- Inflationary pressures around the world have been slowly building in recent years. However, that may be about to change.
- Crude oil prices have tumbled over the past two months, and where they move, headline inflation tends to follow.
- While central banks tend to focus on underlying inflationary pressures, headline measures are influential on inflation expectations and wage negotiations, meaning the likelihood of an energy-led deceleration in the period ahead cannot be entirely ignored.
Inflationary pressures have been rising around the world in recent years, helped by stronger global growth, lower unemployment and, as a consequence of both, a modest increase in wage pressures.
Higher commodity prices have been another factor, especially crude oil which has soared from the cyclical nadir struck in early 2016.
The inflationary impulse over this period has allowed many major central banks to begin or move towards normalising monetary policy settings.
However, that could all be about to change, courtesy of the recent plunge in crude prices.
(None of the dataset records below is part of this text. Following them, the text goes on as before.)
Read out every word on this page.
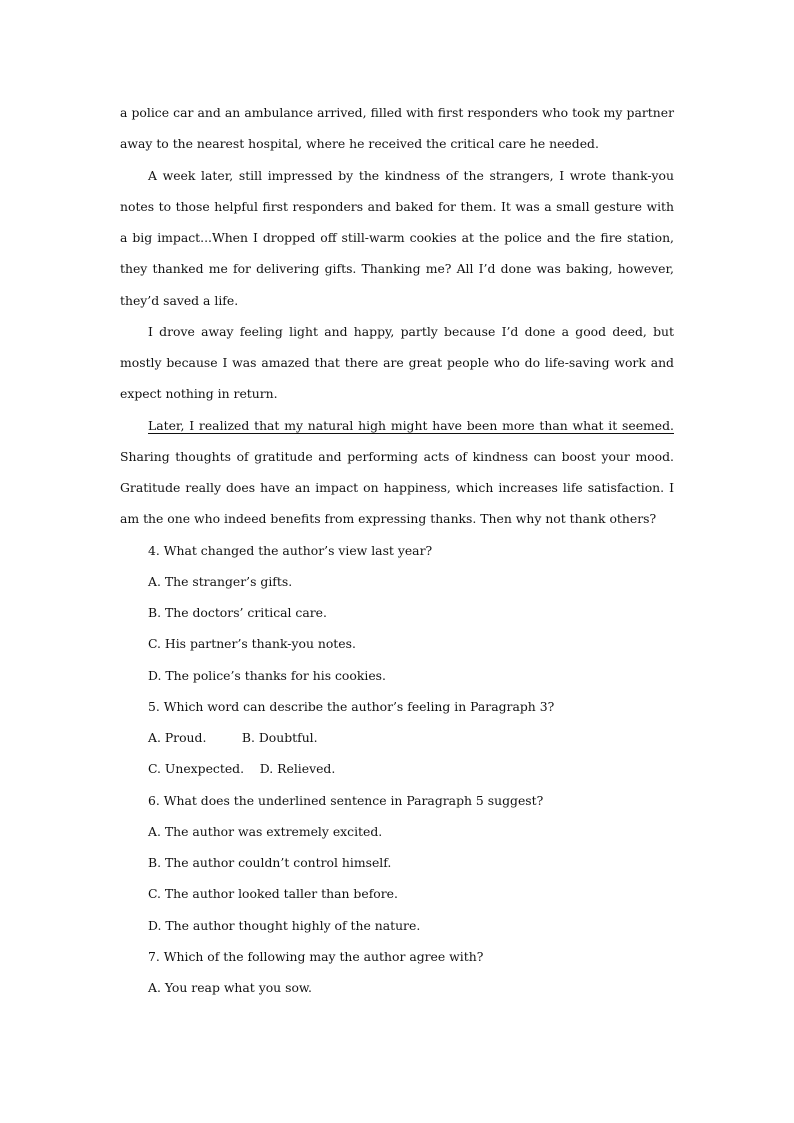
a police car and an ambulance arrived, filled with first responders who took my partner away to the nearest hospital, where he received the critical care he needed.

A week later, still impressed by the kindness of the strangers, I wrote thank-you notes to those helpful first responders and baked for them. It was a small gesture with a big impact...When I dropped off still-warm cookies at the police and the fire station, they thanked me for delivering gifts. Thanking me? All I’d done was baking, however, they’d saved a life.

I drove away feeling light and happy, partly because I’d done a good deed, but mostly because I was amazed that there are great people who do life-saving work and expect nothing in return.

Later, I realized that my natural high might have been more than what it seemed. Sharing thoughts of gratitude and performing acts of kindness can boost your mood. Gratitude really does have an impact on happiness, which increases life satisfaction. I am the one who indeed benefits from expressing thanks. Then why not thank others?

4. What changed the author’s view last year?

A. The stranger’s gifts.

B. The doctors’ critical care.

C. His partner’s thank-you notes.

D. The police’s thanks for his cookies.

5. Which word can describe the author’s feeling in Paragraph 3?

A. Proud.         B. Doubtful.

C. Unexpected.    D. Relieved.

6. What does the underlined sentence in Paragraph 5 suggest?

A. The author was extremely excited.

B. The author couldn’t control himself.

C. The author looked taller than before.

D. The author thought highly of the nature.

7. Which of the following may the author agree with?

A. You reap what you sow.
As seen in the chart from Macquarie Bank, where Brent crude prices move, headline inflation in G7 economies — the largest of the largest — tends to follow.
While central banks tend to pay more attention to underlying inflation, rather than headline price movements, given the influence the latter has on inflation expectations and wage negations, the recent plunge in crude oil prices — especially if sustained — points to growing headwinds for higher inflation in the period ahead.
And while tight labour market conditions may be able to offset some of this impact, should they too begin to soften on the back of a slowdown in the global economy, the prospects for normalising monetary policy settings will likely dim a little further.
Definitely something to keep an eye on should crude prices hold or fall from current levels.